Ellis Island: camminando sui binari delle proprie origini [NTF17]
Come suo nonno più di 120 anni fa Maurizio Igor Meta si mette in viaggio per l’America restituendo in scena le speranze e i dolori degli immigrati italiani alla fine dell’800.
Ha chiuso la sezione “Osservatorio” del Napoli Teatro Festival lo spettacolo Ellis Island di e con Maurizio Igor Meta, ospitato al Teatro Nuovo il 5 luglio, e facente parte di un progetto multidisciplinare che comprende anche un film documentario, un libro e una mostra fotografica.
Il sipario è aperto e l’attore è già in palcoscenico mentre il pubblico prende posto, ma se ne vede solo l’ombra, in un gioco di luci e pannelli bianchi che costituiscono la scenografia (di Alessandra Bonanni) dello spettacolo. Buio in sala e l’ombra si fa corpo, o meglio dona il proprio corpo ad un emigrante di fine Ottocento, che dal Sud Italia attraversa l’oceano, “il mare più grande del mare”, per raggiungere l’America. La parola e il gesto descrivono il viaggio nel fetore della terza classe, rischiando la morte nella speranza di una vita migliore, portando nel cuore la tristezza degli addii. Le aspettative, i sogni, la gioia della libertà ecco invece prendere forma nella danza tra l’uomo e il suo fagotto, unico bagaglio, insieme alla propria memoria e al proprio dialetto, di un passato che bisogna lasciar andare. E poi Terra! Ma questo primo assaggio d’America ad Ellis Island non è come lo si era immaginato, tra la paura di essere rispediti a casa e la confusione di una lingua non capita. Meta porta in scena l’umiliazione fatta vivere agli emigranti, e si spoglia dei propri abiti, in silenzio, dilatando i tempi narrativi in una delicata e intensa esposizione, mentre al ritmo di due picchetti di ferro fatti urtare l’uno contro l’altro, simbolo della fatica dei lavori umili in cui venivano impiegati gli immigrati, sono elencati i luoghi comuni legati a questi eroi “le cui mani hanno costruito l’America”.

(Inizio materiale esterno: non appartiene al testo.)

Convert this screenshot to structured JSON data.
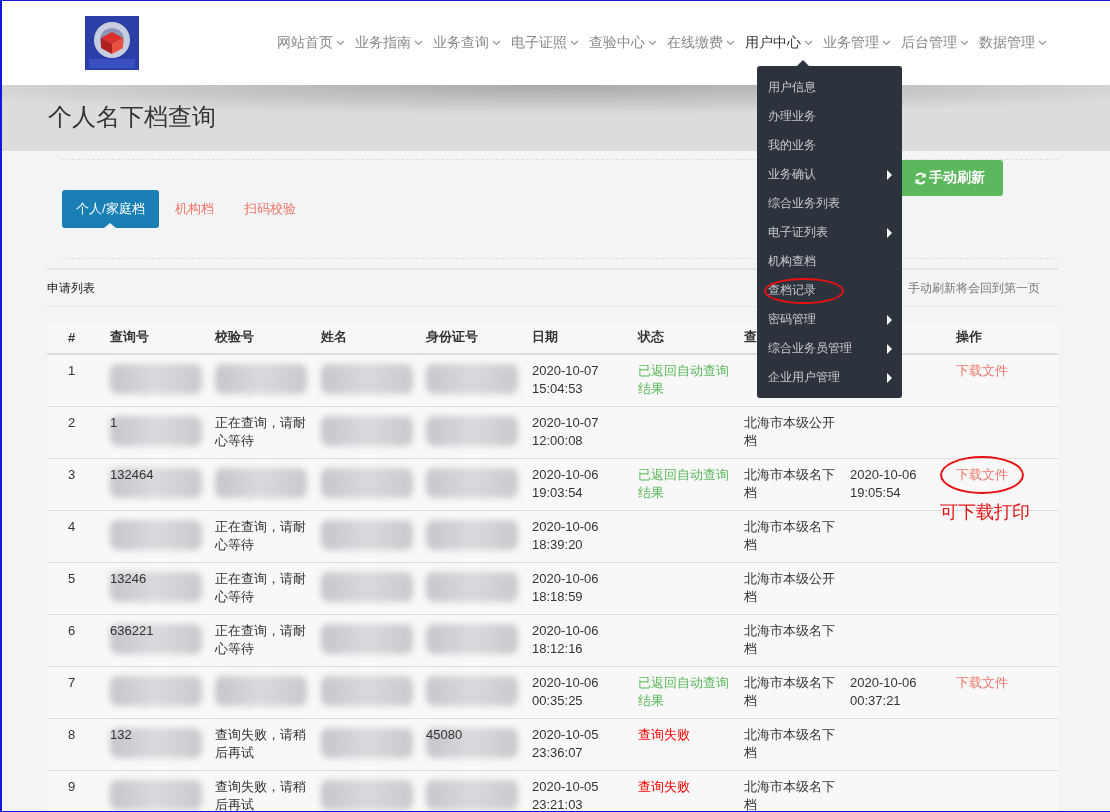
{
  "nav": {
    "items": [
      {
        "label": "网站首页",
        "selected": false
      },
      {
        "label": "业务指南",
        "selected": false
      },
      {
        "label": "业务查询",
        "selected": false
      },
      {
        "label": "电子证照",
        "selected": false
      },
      {
        "label": "查验中心",
        "selected": false
      },
      {
        "label": "在线缴费",
        "selected": false
      },
      {
        "label": "用户中心",
        "selected": true
      },
      {
        "label": "业务管理",
        "selected": false
      },
      {
        "label": "后台管理",
        "selected": false
      },
      {
        "label": "数据管理",
        "selected": false
      }
    ]
  },
  "page_title": "个人名下档查询",
  "tabs": [
    {
      "label": "个人/家庭档",
      "selected": true
    },
    {
      "label": "机构档",
      "selected": false
    },
    {
      "label": "扫码校验",
      "selected": false
    }
  ],
  "refresh_button": "手动刷新",
  "list_title": "申请列表",
  "refresh_note": "手动刷新将会回到第一页",
  "table": {
    "columns": [
      "#",
      "查询号",
      "校验号",
      "姓名",
      "身份证号",
      "日期",
      "状态",
      "查",
      "",
      "操作"
    ],
    "rows": [
      {
        "no": "1",
        "query_no": {
          "blurred": true
        },
        "check_no": {
          "blurred": true
        },
        "name": {
          "blurred": true
        },
        "id_no": {
          "blurred": true
        },
        "date": "2020-10-07 15:04:53",
        "status": {
          "text": "已返回自动查询结果",
          "kind": "returned"
        },
        "action": {
          "text": "下载文件",
          "circled": false
        }
      },
      {
        "no": "2",
        "query_no": {
          "blurred": true,
          "text": "1"
        },
        "check_no": "正在查询，请耐心等待",
        "name": {
          "blurred": true
        },
        "id_no": {
          "blurred": true
        },
        "date": "2020-10-07 12:00:08",
        "type": "北海市本级公开档"
      },
      {
        "no": "3",
        "query_no": {
          "blurred": true,
          "text": "132464"
        },
        "check_no": {
          "blurred": true
        },
        "name": {
          "blurred": true
        },
        "id_no": {
          "blurred": true
        },
        "date": "2020-10-06 19:03:54",
        "status": {
          "text": "已返回自动查询结果",
          "kind": "returned"
        },
        "type": "北海市本级名下档",
        "done": "2020-10-06 19:05:54",
        "action": {
          "text": "下载文件",
          "circled": true
        }
      },
      {
        "no": "4",
        "query_no": {
          "blurred": true
        },
        "check_no": "正在查询，请耐心等待",
        "name": {
          "blurred": true
        },
        "id_no": {
          "blurred": true
        },
        "date": "2020-10-06 18:39:20",
        "type": "北海市本级名下档"
      },
      {
        "no": "5",
        "query_no": {
          "blurred": true,
          "text": "13246"
        },
        "check_no": "正在查询，请耐心等待",
        "name": {
          "blurred": true
        },
        "id_no": {
          "blurred": true
        },
        "date": "2020-10-06 18:18:59",
        "type": "北海市本级公开档"
      },
      {
        "no": "6",
        "query_no": {
          "blurred": true,
          "text": "636221"
        },
        "check_no": "正在查询，请耐心等待",
        "name": {
          "blurred": true
        },
        "id_no": {
          "blurred": true
        },
        "date": "2020-10-06 18:12:16",
        "type": "北海市本级名下档"
      },
      {
        "no": "7",
        "query_no": {
          "blurred": true
        },
        "check_no": {
          "blurred": true
        },
        "name": {
          "blurred": true
        },
        "id_no": {
          "blurred": true
        },
        "date": "2020-10-06 00:35:25",
        "status": {
          "text": "已返回自动查询结果",
          "kind": "returned"
        },
        "type": "北海市本级名下档",
        "done": "2020-10-06 00:37:21",
        "action": {
          "text": "下载文件",
          "circled": false
        }
      },
      {
        "no": "8",
        "query_no": {
          "blurred": true,
          "text": "132"
        },
        "check_no": "查询失败，请稍后再试",
        "name": {
          "blurred": true
        },
        "id_no": {
          "blurred": true,
          "text": "45080"
        },
        "date": "2020-10-05 23:36:07",
        "status": {
          "text": "查询失败",
          "kind": "failed"
        },
        "type": "北海市本级名下档"
      },
      {
        "no": "9",
        "query_no": {
          "blurred": true
        },
        "check_no": "查询失败，请稍后再试",
        "name": {
          "blurred": true
        },
        "id_no": {
          "blurred": true
        },
        "date": "2020-10-05 23:21:03",
        "status": {
          "text": "查询失败",
          "kind": "failed"
        },
        "type": "北海市本级名下档"
      }
    ]
  },
  "user_menu": {
    "items": [
      {
        "label": "用户信息",
        "has_submenu": false,
        "circled": false
      },
      {
        "label": "办理业务",
        "has_submenu": false,
        "circled": false
      },
      {
        "label": "我的业务",
        "has_submenu": false,
        "circled": false
      },
      {
        "label": "业务确认",
        "has_submenu": true,
        "circled": false
      },
      {
        "label": "综合业务列表",
        "has_submenu": false,
        "circled": false
      },
      {
        "label": "电子证列表",
        "has_submenu": true,
        "circled": false
      },
      {
        "label": "机构查档",
        "has_submenu": false,
        "circled": false
      },
      {
        "label": "查档记录",
        "has_submenu": false,
        "circled": true
      },
      {
        "label": "密码管理",
        "has_submenu": true,
        "circled": false
      },
      {
        "label": "综合业务员管理",
        "has_submenu": true,
        "circled": false
      },
      {
        "label": "企业用户管理",
        "has_submenu": true,
        "circled": false
      }
    ]
  },
  "annotation": {
    "text": "可下载打印"
  }
}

Il lavoro dell’autore e performer in creation residency presso La MaMa Experimental Theatre New York prende avvio da un percorso personale sulle orme del bisnonno partito da Napoli nel 1890 e impegnato nella realizzazione della Pennsylvania Railroad: «Sono voluto partire a novembre – spiega – sia per l’alto valore simbolico che ha questo mese nella vicenda, sia per avvicinarmi quanto più possibile alle sue condizioni. Durante il viaggio non ho utilizzato né internet né il telefono, nemmeno al mio arrivo a New York, dove ho abitato gli stessi luoghi dove lui visse, fino a camminare lungo le ferrovie abbandonate alla cui costruzione ha probabilmente lavorato». Così ripercorrendo le tappe dell’avo in un cammino identitario le cui sensazioni ed emozioni sono poi confluite in un disegno drammaturgico che si arricchisce delle ricerche sugli immigrati italiani.
Nello sviluppo della messinscena, con un salto temporale si giunge infine al presente, per afferrare il fine ultimo della ricerca, l’insegnamento donatogli dal nonno: “Siamo nati per stendere le braccia al vento non per tenerle strette per la paura, siamo nati per una lacrima e un sorriso”. Qual è dunque la dote, l’eredità che gli ha lasciato? Lo stupore. Quello stupore rappresentato scenicamente dalla valigia che Meta apre a fine spettacolo, in linea con il suo linguaggio drammaturgico che mescola parola, suono, simbolo e corpo.